Only a few days after one of the main suspects of November Paris attacks, Salah Abdeslam, was arrested in Brussels, the Belgian capital was hit by a series of bomb attacks.

Two blasts were reported from the city’s airport Zaventem and another from the metro station Maelbeek, just a few hundred meters from the European Commission in the heart of the district of the Belgian capital, where EU institutions are located.

According to local media, at least 26 people died with more than hundred injured.

All official meetings, conferences and events planned by the institutions were cancelled. The whole area was locked down for traffic and pedestrians.

“Our thoughts are with the victims,” Margueritis Schinas, chief spokesperson of the European Commission, said at the daily press meeting of the European Commission.

“Now is not the time for statements,” Schinas said. “Here in the European Commission and the EU institutions we will remain resolute – we stand together united against terror in full solidarity with the people of Brussels.”

According to Schinas, Commission President Juncker and Vice-President Kristalina Georgieva were “since early morning in the building” and “are coordinating with security services.” The Commission’s response will be “calm and sober,” Schinas added.

Schinas did not want to comment on the question whether the EU was targeted by the attacks.

“We continue to work calmly and effectively. We are here, we are in the building. We feel safe and we do our work”, Schinas said. “The security concerns, the handling of the security situation is with the Belgian authorities, not with us, across Brussels.”

“These attacks hit Belgium. Europe in its totality was the target,” Juncker wrote in a message published in the afternoon.

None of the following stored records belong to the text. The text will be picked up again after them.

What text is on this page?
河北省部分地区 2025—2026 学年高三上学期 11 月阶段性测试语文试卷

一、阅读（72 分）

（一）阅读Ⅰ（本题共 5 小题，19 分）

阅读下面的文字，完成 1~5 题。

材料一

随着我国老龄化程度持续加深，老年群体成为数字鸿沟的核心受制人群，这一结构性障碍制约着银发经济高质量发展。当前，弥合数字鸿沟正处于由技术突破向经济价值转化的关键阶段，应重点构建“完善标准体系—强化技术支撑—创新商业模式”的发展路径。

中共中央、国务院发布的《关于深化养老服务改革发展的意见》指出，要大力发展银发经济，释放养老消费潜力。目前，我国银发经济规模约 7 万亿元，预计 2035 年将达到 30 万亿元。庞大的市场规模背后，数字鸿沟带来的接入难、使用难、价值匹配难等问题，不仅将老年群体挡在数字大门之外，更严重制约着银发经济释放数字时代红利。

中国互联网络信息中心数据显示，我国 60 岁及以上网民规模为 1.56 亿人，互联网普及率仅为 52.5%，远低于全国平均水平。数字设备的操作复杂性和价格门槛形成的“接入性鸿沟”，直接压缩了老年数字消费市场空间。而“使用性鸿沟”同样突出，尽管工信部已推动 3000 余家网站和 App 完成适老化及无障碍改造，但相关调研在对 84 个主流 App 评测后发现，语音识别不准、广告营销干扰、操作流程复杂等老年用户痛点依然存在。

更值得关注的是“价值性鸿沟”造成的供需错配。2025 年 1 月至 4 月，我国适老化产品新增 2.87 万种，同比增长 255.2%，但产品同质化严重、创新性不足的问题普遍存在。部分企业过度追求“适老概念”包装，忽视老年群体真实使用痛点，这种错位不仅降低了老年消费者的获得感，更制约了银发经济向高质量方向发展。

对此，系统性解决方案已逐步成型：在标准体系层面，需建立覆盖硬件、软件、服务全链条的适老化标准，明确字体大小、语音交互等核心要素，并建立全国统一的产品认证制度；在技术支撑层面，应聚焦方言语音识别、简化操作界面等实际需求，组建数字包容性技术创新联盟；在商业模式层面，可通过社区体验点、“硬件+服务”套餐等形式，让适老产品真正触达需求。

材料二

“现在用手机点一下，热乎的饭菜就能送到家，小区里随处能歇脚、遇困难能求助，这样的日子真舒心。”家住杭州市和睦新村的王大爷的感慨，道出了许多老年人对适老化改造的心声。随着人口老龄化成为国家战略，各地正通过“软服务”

“Brussels will stand strong” and “EU institutions hosted so generously by Brussels institutions and Belgian inhabitants will do likewise,” European Parliament President Martin Schulz tweeted.

All meetings and visits to the Parliament were cancelled as well as those scheduled for the following day (March 23).

In a speech given shortly after the attacks, French President Francois Hollande said that fighting terrorism is a “European fight.”

“Europe was hit,” Hollande said, “therefore Europe must take the necessary measures in front of the gravity of the threat.”

The French president called for implementation of the decisions taken already at European level to act against terrorism.

In a joint statement, the leaders of 28 EU member states expressed their solidarity with the Belgian people and government.

“The European Union mourns the victims of today’s terrorist attacks,” the leaders said. “We are determined to face this threat together with all necessary means.”